あいにくの雨で、参加人数も150人程と前年度に比し少なく残念でした。
一般演題36に、教育講演、特別講演2題、会長講演とプログラムを欲張りすぎました。
一般演題は例年通り3会場で実施しましたが、極端に聴衆の少ない会場が出てしまいました。昼休みを遅らせても2会場にして、午後の部は特別講演を1題にしぼった方が、一般講演の聴衆も増え、特別講演の討論時間も充分に取れたのではないかと反省しています。本学会は養護教諭の先生が中心の学会であり、一般講演の種類も多岐にわたっていました。養護の先生がいかに幅広い仕事をこなされ、子どもや家族からいかに多種類のニーズを要求されておられるかがよくわかりました。
午後の部でも、昔からのテーマでありながら未解決のままである学童肥満の問題点をあげていただきましたが、対策に関しては確かに難問が山積みです。指導の誤りで神経性食欲不振症やブリミアに陥ったり、いじめに遭う子どもも現実に出てきて肥満児対策はますます難しくなっています。
学会の翌日、6月14日は日本のワールドサッカー・デビュー戦で日本中がフィーバーしていました。世界に通じるスポーツ選手の英才教育とスポーツ障害の問題、即ちスポ一ツの持つ本来的な意義について考えさせられました。
私自身が述べました高度な医療処置を受けながら在宅で治療を続ける子どもの教育問題も問題提起のみに終わってしまいました。
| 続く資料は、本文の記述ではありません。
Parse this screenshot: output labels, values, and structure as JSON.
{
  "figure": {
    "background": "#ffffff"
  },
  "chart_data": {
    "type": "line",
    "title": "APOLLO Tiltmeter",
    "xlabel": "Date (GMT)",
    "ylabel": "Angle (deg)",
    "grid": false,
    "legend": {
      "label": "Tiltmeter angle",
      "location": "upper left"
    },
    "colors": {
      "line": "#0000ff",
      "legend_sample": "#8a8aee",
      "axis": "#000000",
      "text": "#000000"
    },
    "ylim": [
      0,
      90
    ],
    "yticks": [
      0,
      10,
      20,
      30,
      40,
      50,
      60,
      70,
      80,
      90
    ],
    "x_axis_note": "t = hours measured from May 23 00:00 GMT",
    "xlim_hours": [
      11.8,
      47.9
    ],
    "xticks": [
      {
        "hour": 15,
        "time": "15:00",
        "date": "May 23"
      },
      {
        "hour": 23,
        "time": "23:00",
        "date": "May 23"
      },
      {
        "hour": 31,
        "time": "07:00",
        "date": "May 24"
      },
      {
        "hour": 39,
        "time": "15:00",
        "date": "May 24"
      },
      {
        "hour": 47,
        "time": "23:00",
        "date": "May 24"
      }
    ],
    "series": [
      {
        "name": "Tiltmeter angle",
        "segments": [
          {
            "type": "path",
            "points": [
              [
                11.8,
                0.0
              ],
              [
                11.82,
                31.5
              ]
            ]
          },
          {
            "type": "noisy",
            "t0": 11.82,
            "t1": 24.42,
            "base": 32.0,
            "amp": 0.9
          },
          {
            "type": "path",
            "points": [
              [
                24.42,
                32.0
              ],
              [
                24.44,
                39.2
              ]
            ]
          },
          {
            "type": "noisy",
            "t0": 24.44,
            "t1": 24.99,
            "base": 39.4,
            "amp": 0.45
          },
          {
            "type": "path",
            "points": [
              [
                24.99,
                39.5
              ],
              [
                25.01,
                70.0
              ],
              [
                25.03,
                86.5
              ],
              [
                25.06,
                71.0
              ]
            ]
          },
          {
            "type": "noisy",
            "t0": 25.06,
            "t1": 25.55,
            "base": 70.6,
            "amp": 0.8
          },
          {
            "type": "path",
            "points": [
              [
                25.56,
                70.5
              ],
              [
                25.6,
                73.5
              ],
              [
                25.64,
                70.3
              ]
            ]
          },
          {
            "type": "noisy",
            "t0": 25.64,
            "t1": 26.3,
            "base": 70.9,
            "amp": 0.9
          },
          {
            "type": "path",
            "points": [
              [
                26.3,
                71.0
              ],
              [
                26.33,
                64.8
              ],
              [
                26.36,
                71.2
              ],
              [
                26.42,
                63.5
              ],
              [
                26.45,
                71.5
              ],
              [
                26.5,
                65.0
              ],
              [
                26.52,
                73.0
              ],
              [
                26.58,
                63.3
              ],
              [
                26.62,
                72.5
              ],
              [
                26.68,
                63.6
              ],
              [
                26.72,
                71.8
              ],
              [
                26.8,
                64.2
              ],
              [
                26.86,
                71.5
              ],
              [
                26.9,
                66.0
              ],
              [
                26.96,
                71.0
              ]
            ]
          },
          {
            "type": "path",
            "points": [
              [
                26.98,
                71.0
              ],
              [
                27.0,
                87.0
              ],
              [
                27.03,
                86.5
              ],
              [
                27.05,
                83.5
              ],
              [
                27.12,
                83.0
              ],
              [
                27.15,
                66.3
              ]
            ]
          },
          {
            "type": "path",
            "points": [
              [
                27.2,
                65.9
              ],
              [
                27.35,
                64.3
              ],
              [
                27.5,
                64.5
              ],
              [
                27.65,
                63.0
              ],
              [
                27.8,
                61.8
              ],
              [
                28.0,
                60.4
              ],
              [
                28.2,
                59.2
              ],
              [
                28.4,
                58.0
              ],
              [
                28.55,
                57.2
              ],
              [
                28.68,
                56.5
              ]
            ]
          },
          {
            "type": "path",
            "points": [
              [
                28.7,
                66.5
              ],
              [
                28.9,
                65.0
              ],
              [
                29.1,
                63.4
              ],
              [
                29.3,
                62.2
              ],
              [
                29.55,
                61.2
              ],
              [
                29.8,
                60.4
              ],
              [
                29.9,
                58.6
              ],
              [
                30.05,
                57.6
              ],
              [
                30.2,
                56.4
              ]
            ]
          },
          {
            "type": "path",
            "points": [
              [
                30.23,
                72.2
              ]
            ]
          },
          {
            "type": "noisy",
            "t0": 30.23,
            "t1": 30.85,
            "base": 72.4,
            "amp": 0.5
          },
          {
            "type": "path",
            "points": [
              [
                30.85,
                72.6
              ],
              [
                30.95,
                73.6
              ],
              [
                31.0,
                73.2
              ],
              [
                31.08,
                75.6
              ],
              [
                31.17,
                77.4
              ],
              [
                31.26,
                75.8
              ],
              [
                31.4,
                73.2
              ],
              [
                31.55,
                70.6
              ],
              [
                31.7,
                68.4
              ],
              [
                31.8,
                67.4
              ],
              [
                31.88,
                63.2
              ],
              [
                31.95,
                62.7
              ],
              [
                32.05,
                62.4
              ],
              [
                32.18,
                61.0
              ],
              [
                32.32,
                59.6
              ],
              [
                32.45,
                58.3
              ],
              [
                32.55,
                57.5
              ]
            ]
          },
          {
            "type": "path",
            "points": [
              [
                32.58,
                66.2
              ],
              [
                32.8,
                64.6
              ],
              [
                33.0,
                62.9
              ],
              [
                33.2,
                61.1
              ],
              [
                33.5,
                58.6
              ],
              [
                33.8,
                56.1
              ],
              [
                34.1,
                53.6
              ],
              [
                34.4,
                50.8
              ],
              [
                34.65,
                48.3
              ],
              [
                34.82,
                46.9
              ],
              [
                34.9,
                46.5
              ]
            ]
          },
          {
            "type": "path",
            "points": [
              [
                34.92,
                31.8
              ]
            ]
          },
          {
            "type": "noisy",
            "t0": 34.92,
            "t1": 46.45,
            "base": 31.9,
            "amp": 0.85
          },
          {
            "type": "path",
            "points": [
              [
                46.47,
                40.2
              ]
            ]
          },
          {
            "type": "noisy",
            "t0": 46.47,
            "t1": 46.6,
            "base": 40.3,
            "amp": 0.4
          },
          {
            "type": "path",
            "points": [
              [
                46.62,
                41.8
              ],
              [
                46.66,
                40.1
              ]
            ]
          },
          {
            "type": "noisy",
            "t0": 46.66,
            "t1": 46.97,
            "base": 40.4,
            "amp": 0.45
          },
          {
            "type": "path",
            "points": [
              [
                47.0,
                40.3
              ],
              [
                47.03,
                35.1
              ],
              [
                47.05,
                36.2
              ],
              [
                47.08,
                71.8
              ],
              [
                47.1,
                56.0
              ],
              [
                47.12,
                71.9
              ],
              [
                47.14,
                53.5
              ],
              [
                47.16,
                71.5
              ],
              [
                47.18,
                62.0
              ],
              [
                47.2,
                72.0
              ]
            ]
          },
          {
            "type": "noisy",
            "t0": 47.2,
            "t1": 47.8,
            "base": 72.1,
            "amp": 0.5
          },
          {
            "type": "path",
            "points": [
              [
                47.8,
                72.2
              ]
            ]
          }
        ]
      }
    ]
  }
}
しかし現実にはそういった子どもの数は増えています。慢性疾患を持つ子どもの運動制限をするのみでなく、どこまで動けるか、どの様にして安全を確保するか、どの様にしてプライバシーを守るか等早急に解決しなければならない難問があります。同じ病名でも一例一例異なる管理基準や救急対応策の作り方やごく基本的なマニュアルは本学会こそがリーダーシップを発揮して作らねばならないと痛感いたしました。また教育講演を聞いていまして、その様なニーズに応えうる養護教諭の卒後教育の企画も本学会が中心となってしなければならないと感じました。